Scaling Down to Level Up: BN-020 Enables High-Resolution Study on Small Mouse Brain Biopsies

A recent Nature publication has delivered a major advance in neurogenomics, demonstrating that single-nucleus RNA sequencing (snRNA-seq) can be successfully performed on mouse brain biopsies measuring just 2 mm × 1 mm. This achievement removes one of the field’s most persistent technical barriers—sample size and enables transcriptomic profiling of highly localized brain microstructures. Traditional nucleus isolation methods, such as Dounce homogenization, typically require 50 mg or more of tissue to compensate for unavoidable material loss. At the millimeter scale, these workflows risk losing the entire sample, making high-quality sequencing impractical. The Nature study directly addressed this limitation.

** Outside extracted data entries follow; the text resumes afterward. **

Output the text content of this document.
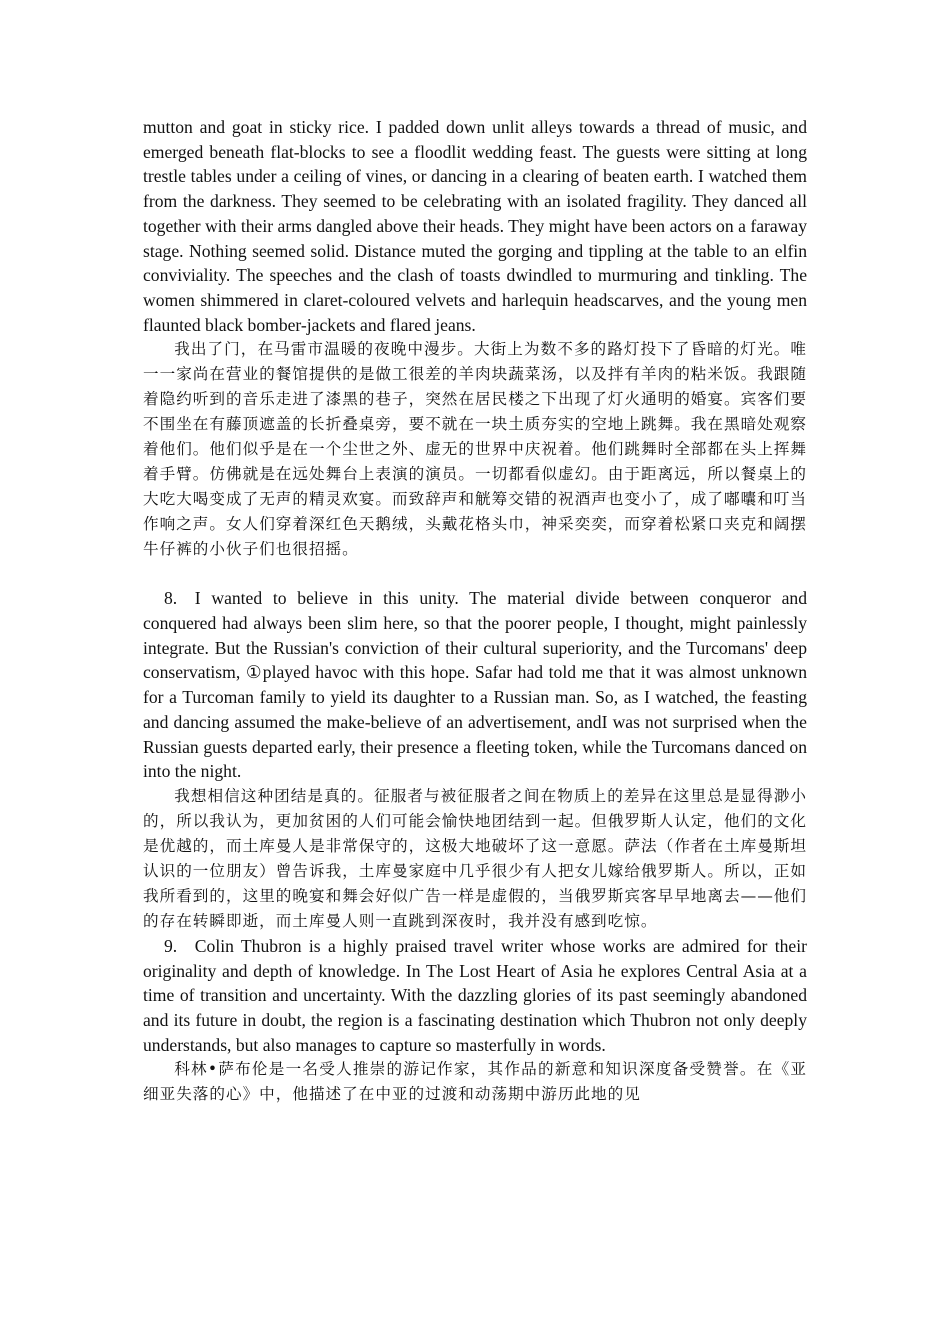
mutton and goat in sticky rice. I padded down unlit alleys towards a thread of music, and emerged beneath flat-blocks to see a floodlit wedding feast. The guests were sitting at long trestle tables under a ceiling of vines, or dancing in a clearing of beaten earth. I watched them from the darkness. They seemed to be celebrating with an isolated fragility. They danced all together with their arms dangled above their heads. They might have been actors on a faraway stage. Nothing seemed solid. Distance muted the gorging and tippling at the table to an elfin conviviality. The speeches and the clash of toasts dwindled to murmuring and tinkling. The women shimmered in claret-coloured velvets and harlequin headscarves, and the young men flaunted black bomber-jackets and flared jeans.

我出了门，在马雷市温暖的夜晚中漫步。大街上为数不多的路灯投下了昏暗的灯光。唯一一家尚在营业的餐馆提供的是做工很差的羊肉块蔬菜汤，以及拌有羊肉的粘米饭。我跟随着隐约听到的音乐走进了漆黑的巷子，突然在居民楼之下出现了灯火通明的婚宴。宾客们要不围坐在有藤顶遮盖的长折叠桌旁，要不就在一块土质夯实的空地上跳舞。我在黑暗处观察着他们。他们似乎是在一个尘世之外、虚无的世界中庆祝着。他们跳舞时全部都在头上挥舞着手臂。仿佛就是在远处舞台上表演的演员。一切都看似虚幻。由于距离远，所以餐桌上的大吃大喝变成了无声的精灵欢宴。而致辞声和觥筹交错的祝酒声也变小了，成了嘟囔和叮当作响之声。女人们穿着深红色天鹅绒，头戴花格头巾，神采奕奕，而穿着松紧口夹克和阔摆牛仔裤的小伙子们也很招摇。

8. I wanted to believe in this unity. The material divide between conqueror and conquered had always been slim here, so that the poorer people, I thought, might painlessly integrate. But the Russian's conviction of their cultural superiority, and the Turcomans' deep conservatism, ①played havoc with this hope. Safar had told me that it was almost unknown for a Turcoman family to yield its daughter to a Russian man. So, as I watched, the feasting and dancing assumed the make-believe of an advertisement, andI was not surprised when the Russian guests departed early, their presence a fleeting token, while the Turcomans danced on into the night.

我想相信这种团结是真的。征服者与被征服者之间在物质上的差异在这里总是显得渺小的，所以我认为，更加贫困的人们可能会愉快地团结到一起。但俄罗斯人认定，他们的文化是优越的，而土库曼人是非常保守的，这极大地破坏了这一意愿。萨法（作者在土库曼斯坦认识的一位朋友）曾告诉我，土库曼家庭中几乎很少有人把女儿嫁给俄罗斯人。所以，正如我所看到的，这里的晚宴和舞会好似广告一样是虚假的，当俄罗斯宾客早早地离去——他们的存在转瞬即逝，而土库曼人则一直跳到深夜时，我并没有感到吃惊。

9. Colin Thubron is a highly praised travel writer whose works are admired for their originality and depth of knowledge. In The Lost Heart of Asia he explores Central Asia at a time of transition and uncertainty. With the dazzling glories of its past seemingly abandoned and its future in doubt, the region is a fascinating destination which Thubron not only deeply understands, but also manages to capture so masterfully in words.

科林•萨布伦是一名受人推崇的游记作家，其作品的新意和知识深度备受赞誉。在《亚细亚失落的心》中，他描述了在中亚的过渡和动荡期中游历此地的见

To process these ultra-small biopsies, the researchers employed the Minute™ Single Nucleus Isolation Kit for Neuronal Tissues/Cells (BN-020) from Invent Biotechnologies. The kit’s spin-column–based design proved essential for reliable nucleus recovery from extremely limited input material.

This work establishes a new benchmark for small-sample transcriptomics. By pairing next-generation sequencing with loss-minimizing nucleus isolation, researchers can now investigate brain regions previously considered “below the limit of detection.”

Citation: Oswell, C. S., Rogers, S. A., James, J. G., McCall, N. M., Hsu, A. I., Salimando, G. J., ... & Corder, G. (2026). Mimicking opioid analgesia in cortical pain circuits. Nature, 1-10.